Burundi: nombreuses interrogations sur la fosse commune de Mutakura

Des hommes près du corps de l'une des six personnes tuées le 1er juillet, lors d'une précédente opération de la police burundaise à Bujumbura dans le quartier de Mutakura.
© AFP PHOTO / MARCO LONGARI

Alors que les trois experts mandatés par les Nations unies poursuivent leurs entretiens à Bujumbura, la bataille de la communication continue au Burundi. Cette semaine, les autorités ont présenté une fosse commune découverte dans le quartier dit contestataire de Mutakura. Si les ossements de seulement 3 corps ont été exhumés, elles affirment que 30 personnes s’y trouvent et accusent les manifestants opposés au troisième mandat du président Nkurunziza. Les victimes seraient des membres des Imbonerakure (le mouvement de jeunesse du parti au pouvoir), selon le maire de Bujumbura. Mais dans ce discours, l’opposition et la société civile pointent plusieurs zones d’ombre, et ce, d’autant plus que le président de la Commission nationale indépendante sur les droits de l'homme (CNIDH) a nuancé ces affirmations. Le parti au pouvoir s'est exprimé à propos de cette affaire dans un communiqué.

Les fouilles devaient reprendre mardi mais elles ont finalement été suspendues. « Il s’agit de laisser place aux experts médicaux pour déterminer si la fosse est récente » explique Jean-Baptiste Baribonekeza, le président de la CNIDH.

Selon lui, il est prématuré de se prononcer sur la date, les circonstances ou les responsables de la mort des trois personnes dont les corps ont été retrouvés. « Il convient de ne pas trop anticiper. Ça peut être des personnes proches du pouvoir, comme ça peut être des citoyens ordinaires », explique-t-il.

Les affirmations des autorités semblent donc reposer sur les aveux des présumés responsables mais selon le journal Iwacu, ces derniers portaient les marques d’un passage à tabac lors de leur présentation à la presse.

Et il ne s’agit pas du seul point qui fait douter Pacifique Nininahazwe, membre de la société civile en exil. « Qu’on trouve une fosse commune dans un quartier vide, dans une maison inhabitée, tout près d’une position militaire, il y a lieu de douter, déclare-t-il. Il y a un homme qui avait été présenté comme arrêté à Mugamba, au sud du Burundi, et qui lundi a de nouveau été présenté comme un homme qui se serait rendu et qui était témoin de l’existence d’une fosse commune. »

Hier, la police n’était pas joignable pour répondre à ces questions. Quant à l’existence supposée de neuf charniers à Bujumbura et dans sa périphérie, « les informations des Nations unies n’étaient pas assez précises » répond le président de la Commission nationale indépendante sur les droits de l'homme. Interrogé sur la carte présentée par Amnesty international qui localise précisément l’emplacement d’une possible fosse commune, il dit ne pas s’en souvenir.

Guerre de communication

Le CNDD-FDD s’est dit « accablé » par la découverte d’une fosse commune et accuse les manifestants opposés au troisième mandat du président Pierre Nkurunziza. Comme à plusieurs reprises ces derniers mois, il prend à partie le président du Rwanda voisin ainsi que les journalistes des médias internationaux.

« Ce sont des menteurs dont le rôle majeur est de retourner les informations contre un pays ou un pouvoir indésirable », a déclaré Daniel Gélase Ndabirabe, le porte-parole du CNDD-FDD.

Dans une conférence de presse, les autorités ont à nouveau nié l’existence des fosses communes identifiées par l’ONU et par Amnesty International.

Côté opposition, on dénonce des montages.
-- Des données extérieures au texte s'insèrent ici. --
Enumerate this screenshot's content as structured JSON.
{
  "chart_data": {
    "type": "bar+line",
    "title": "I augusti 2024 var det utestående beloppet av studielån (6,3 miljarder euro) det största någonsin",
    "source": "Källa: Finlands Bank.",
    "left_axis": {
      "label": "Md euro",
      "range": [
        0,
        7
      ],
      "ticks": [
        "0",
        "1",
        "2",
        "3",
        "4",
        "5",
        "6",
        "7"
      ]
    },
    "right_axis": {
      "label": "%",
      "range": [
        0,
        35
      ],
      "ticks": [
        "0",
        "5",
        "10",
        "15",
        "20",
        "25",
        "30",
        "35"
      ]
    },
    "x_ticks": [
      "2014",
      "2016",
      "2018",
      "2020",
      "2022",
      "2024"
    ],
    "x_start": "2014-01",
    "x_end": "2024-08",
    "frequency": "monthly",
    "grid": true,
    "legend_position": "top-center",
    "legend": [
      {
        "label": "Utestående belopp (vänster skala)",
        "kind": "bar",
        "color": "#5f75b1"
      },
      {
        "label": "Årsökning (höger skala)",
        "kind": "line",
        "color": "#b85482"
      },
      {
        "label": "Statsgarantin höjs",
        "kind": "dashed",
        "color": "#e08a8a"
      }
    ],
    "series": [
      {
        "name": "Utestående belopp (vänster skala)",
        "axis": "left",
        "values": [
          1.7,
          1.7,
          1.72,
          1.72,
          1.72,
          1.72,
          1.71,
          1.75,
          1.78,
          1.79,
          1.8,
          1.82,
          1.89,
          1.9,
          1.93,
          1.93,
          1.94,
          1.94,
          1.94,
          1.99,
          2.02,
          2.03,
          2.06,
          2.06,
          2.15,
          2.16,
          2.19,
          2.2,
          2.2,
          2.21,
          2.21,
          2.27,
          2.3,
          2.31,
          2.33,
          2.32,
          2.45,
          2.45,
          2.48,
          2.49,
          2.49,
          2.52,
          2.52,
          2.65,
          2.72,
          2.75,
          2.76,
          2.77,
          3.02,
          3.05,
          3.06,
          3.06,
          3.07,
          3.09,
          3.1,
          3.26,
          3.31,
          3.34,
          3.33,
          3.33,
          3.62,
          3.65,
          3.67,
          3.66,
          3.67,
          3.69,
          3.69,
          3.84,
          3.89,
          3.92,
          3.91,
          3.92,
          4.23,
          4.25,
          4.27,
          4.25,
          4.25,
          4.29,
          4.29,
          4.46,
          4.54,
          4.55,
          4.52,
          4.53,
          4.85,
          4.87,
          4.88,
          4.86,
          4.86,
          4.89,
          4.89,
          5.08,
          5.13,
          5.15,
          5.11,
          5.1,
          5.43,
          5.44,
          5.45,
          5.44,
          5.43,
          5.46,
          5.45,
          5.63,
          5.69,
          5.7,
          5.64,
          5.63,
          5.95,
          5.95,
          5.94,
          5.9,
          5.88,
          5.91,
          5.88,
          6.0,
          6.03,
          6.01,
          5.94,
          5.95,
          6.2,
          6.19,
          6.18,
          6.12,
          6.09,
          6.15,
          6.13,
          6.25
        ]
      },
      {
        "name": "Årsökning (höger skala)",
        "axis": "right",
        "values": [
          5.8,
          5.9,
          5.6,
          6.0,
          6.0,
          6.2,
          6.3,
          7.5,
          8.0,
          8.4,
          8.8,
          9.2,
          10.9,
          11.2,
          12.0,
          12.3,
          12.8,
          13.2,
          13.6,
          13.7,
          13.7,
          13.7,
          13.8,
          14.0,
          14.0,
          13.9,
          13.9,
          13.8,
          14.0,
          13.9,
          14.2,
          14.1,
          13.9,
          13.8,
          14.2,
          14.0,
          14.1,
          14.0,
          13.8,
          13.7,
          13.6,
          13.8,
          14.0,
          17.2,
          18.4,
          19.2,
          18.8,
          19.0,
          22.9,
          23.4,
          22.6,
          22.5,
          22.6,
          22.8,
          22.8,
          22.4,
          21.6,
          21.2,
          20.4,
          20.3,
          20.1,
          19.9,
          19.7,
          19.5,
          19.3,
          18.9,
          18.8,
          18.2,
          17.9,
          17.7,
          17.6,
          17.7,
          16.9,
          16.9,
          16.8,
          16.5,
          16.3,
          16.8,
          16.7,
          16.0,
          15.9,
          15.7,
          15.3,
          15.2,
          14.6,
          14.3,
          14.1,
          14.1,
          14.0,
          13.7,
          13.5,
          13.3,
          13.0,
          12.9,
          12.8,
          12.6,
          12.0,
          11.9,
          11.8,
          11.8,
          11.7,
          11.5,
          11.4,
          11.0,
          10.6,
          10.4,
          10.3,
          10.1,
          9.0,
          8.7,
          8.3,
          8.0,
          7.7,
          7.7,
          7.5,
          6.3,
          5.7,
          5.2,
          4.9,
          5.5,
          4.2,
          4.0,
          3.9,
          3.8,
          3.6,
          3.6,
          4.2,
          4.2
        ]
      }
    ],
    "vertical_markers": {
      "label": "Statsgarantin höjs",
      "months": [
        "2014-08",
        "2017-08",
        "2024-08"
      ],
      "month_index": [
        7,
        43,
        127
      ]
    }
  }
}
Pacifique Nininahazwe, membre de la société civile en exil, évoque « une contre-attaque médiatique de la part des autorités » qui cherchent, selon lui, à retourner les arguments de l'opposition contre cette dernière. De plus, il plaide pour une force internationale de protection des citoyens.

Les deux camps peuvent commettre des tentatives de manipulation. Mi janvier par exemple, une vidéo diffusée sur France Télévisions montrant l'assassinat supposé d'opposants s'est avéré être un faux.
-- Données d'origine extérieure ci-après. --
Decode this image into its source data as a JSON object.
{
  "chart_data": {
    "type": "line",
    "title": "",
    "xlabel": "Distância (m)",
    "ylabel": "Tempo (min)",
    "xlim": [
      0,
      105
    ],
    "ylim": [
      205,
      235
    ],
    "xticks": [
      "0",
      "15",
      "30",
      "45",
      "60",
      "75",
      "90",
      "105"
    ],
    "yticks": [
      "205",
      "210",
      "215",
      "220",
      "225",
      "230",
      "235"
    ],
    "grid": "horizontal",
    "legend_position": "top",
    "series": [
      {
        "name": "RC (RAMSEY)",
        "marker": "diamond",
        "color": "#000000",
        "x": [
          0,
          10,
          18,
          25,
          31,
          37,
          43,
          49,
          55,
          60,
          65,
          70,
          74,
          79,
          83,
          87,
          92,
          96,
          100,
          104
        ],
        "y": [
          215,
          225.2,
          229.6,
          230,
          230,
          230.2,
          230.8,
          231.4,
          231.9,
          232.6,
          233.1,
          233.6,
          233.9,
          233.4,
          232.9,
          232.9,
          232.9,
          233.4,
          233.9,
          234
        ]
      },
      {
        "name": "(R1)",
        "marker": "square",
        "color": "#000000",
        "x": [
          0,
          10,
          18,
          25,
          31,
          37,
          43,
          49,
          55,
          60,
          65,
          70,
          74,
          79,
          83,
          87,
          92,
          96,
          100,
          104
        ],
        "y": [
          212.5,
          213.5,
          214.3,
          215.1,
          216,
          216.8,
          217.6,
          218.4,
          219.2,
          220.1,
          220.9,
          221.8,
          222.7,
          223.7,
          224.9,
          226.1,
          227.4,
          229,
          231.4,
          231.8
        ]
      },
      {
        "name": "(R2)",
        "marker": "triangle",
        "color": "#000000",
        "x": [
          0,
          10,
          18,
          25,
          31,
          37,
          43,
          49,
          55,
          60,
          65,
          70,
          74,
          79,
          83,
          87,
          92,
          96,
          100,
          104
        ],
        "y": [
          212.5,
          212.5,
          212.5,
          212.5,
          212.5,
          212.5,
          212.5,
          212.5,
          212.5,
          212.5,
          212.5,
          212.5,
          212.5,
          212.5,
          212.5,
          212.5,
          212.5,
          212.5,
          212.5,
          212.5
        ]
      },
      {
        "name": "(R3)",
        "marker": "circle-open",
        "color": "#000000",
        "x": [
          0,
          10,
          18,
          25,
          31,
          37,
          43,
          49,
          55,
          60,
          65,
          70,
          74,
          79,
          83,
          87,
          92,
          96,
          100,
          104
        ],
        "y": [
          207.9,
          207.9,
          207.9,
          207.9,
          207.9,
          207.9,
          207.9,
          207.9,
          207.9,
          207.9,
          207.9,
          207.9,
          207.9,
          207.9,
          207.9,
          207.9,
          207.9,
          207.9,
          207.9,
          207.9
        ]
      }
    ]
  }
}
Si une minorité de la population accède à internet, l’enjeu est tout de même de taille, car il s’agit de convaincre l’opinion internationale. Ainsi, le CNDD-FDD termine son communiqué par un appel à lever les sanctions économiques qui visent le Burundi.

Pour rappel, le pays est plongé dans une grave crise financière et l’Union européenne étudie actuellement la possibilité de suspendre son aide qui représente environ 20% du budget national.